Memory Swizzling with Morton Ordering

Memory Swizzling with Morton Ordering#

Overview#

This chapter demonstrates a practical application of tensor descriptors for implementing memory swizzling patterns, specifically Morton ordering (Z-order curve) within tiles. Memory swizzling is used to optimize GPU memory access patterns and reduce bank conflicts. Morton ordering provides a space-filling curve that maintains spatial locality while enabling efficient parallel access. See Space-Filling Curves - Optimal Memory Traversal for more information about parallel access.

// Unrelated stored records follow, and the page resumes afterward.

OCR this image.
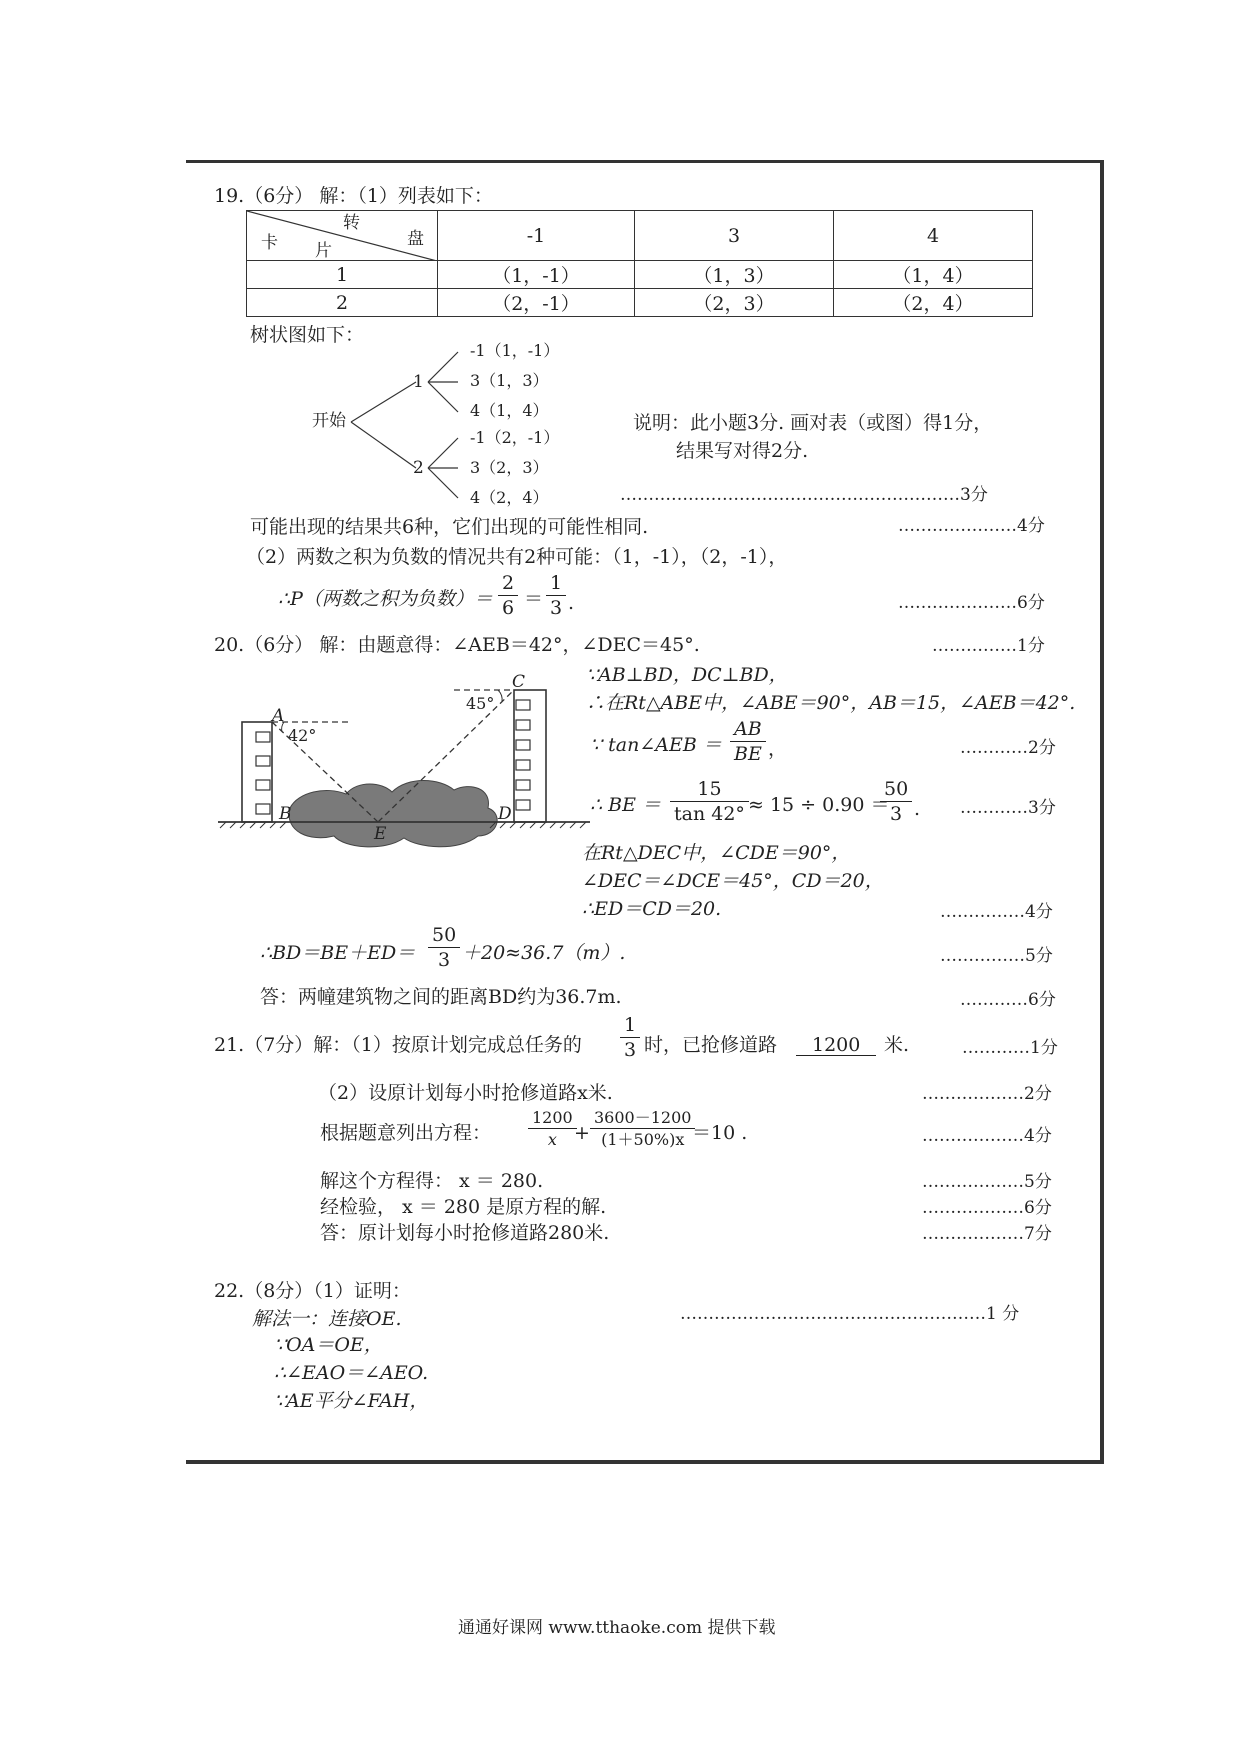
19.（6分） 解：（1）列表如下：
转
盘
卡 片	-1	3	4
1	（1，-1）	（1，3）	（1，4）
2	（2，-1）	（2，3）	（2，4）
树状图如下：
开始
1
2
-1（1，-1）
3（1，3）
4（1，4）
-1（2，-1）
3（2，3）
4（2，4）
说明：此小题3分. 画对表（或图）得1分，
结果写对得2分.
……………………………………………………3分
可能出现的结果共6种，它们出现的可能性相同.	…………………4分
（2）两数之积为负数的情况共有2种可能：（1，-1），（2，-1），
∴P（两数之积为负数）＝ $\frac{2}{6} = \frac{1}{3}$ .	…………………6分
20.（6分） 解：由题意得：∠AEB＝42°，∠DEC＝45°.	……………1分
A
42°
C
45°
B	D
E
∵AB⊥BD，DC⊥BD，
∴在Rt△ABE中，∠ABE＝90°，AB＝15，∠AEB＝42°.
∵ tan∠AEB ＝ $\frac{AB}{BE}$ ，	…………2分
∴ BE ＝ $\frac{15}{\tan 42^\circ} \approx 15 \div 0.90$ ＝
$\frac{50}{3}$ . …………3分
在Rt△DEC中，∠CDE＝90°，
∠DEC＝∠DCE＝45°，CD＝20，
∴ED＝CD＝20.	……………4分
∴BD＝BE＋ED＝ $\frac{50}{3} +20\approx 36.7(m)$.	……………5分
答：两幢建筑物之间的距离BD约为36.7m.	…………6分
21.（7分）解：（1）按原计划完成总任务的 $\frac{1}{3}$ 时，已抢修道路	1200	米.	…………1分
（2）设原计划每小时抢修道路x米.	………………2分
根据题意列出方程： $\frac{1200}{x} + \frac{3600-1200}{(1+50\%)x}$
＝10 .	………………4分
解这个方程得： x ＝ 280.	………………5分
经检验， x ＝ 280 是原方程的解.	………………6分
答：原计划每小时抢修道路280米.	………………7分
22.（8分）（1）证明：
解法一：连接OE.	………………………………………………1 分
∵OA＝OE，
∴∠EAO＝∠AEO.
∵AE平分∠FAH，
通通好课网 www.tthaoke.com 提供下载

Morton ordering is widely used in:

GPU Texture Memory: Optimizing cache efficiency for 2D texture access
Matrix Operations: Reducing memory bank conflicts in shared memory
Image Processing: Improving locality for block-based algorithms
Scientific Computing: Enhancing data access patterns for stencil operations

Understanding Morton Ordering#

Morton ordering interleaves the bits of 2D coordinates to create a 1D ordering that preserves spatial locality. For a 2D coordinate (y, x), we split each coordinate into its binary bits and interleave them:

y = y₁y₀ (2 bits)
x = x₁x₀ (2 bits)
Morton index = y₁x₁y₀x₀ (4 bits)

This creates a Z-shaped traversal pattern within each tile:

// Morton encoding for 2D coordinates
template<index_t NumBits = 2>
__host__ __device__ index_t morton_encode_2d(index_t y, index_t x) {
    index_t result = 0;
    for (index_t i = 0; i < NumBits; ++i) {
        index_t bit_y = (y >> i) & 1;
        index_t bit_x = (x >> i) & 1;
        result |= (bit_y << (2*i + 1)) | (bit_x << (2*i));
    }
    return result;
}

// Morton decoding back to 2D coordinates
template<index_t NumBits = 2>
__host__ __device__ void morton_decode_2d(
    index_t morton_idx,
    index_t& y,
    index_t& x)
{
    y = 0;
    x = 0;
    for (index_t i = 0; i < NumBits; ++i) {
        y |= ((morton_idx >> (2*i + 1)) & 1) << i;
        x |= ((morton_idx >> (2*i)) & 1) << i;
    }
}

Morton Pattern Analysis#

The Morton index layout in a 4×4 tile follows this pattern:

Morton Index Layout:
1  4  5
3  6  7
9 12 13
11 14 15

Bit pattern breakdown:

(0,0) = (00, 00) →  0 = 0000
(0,1) = (00, 01) →  1 = 0001
(0,2) = (00, 10) →  4 = 0100
(0,3) = (00, 11) →  5 = 0101
(1,0) = (01, 00) →  2 = 0010
(1,1) = (01, 01) →  3 = 0011
(1,2) = (01, 10) →  6 = 0110
(1,3) = (01, 11) →  7 = 0111

Stage 1: Tiling with UnmergeTransform#

First, we split our texture into tiles using tensor descriptors (see Tensor Descriptors - Complete Tensor Specifications and Individual Transform Operations). This creates a hierarchical structure: (Y_blk, y_in, X_blk, x_in).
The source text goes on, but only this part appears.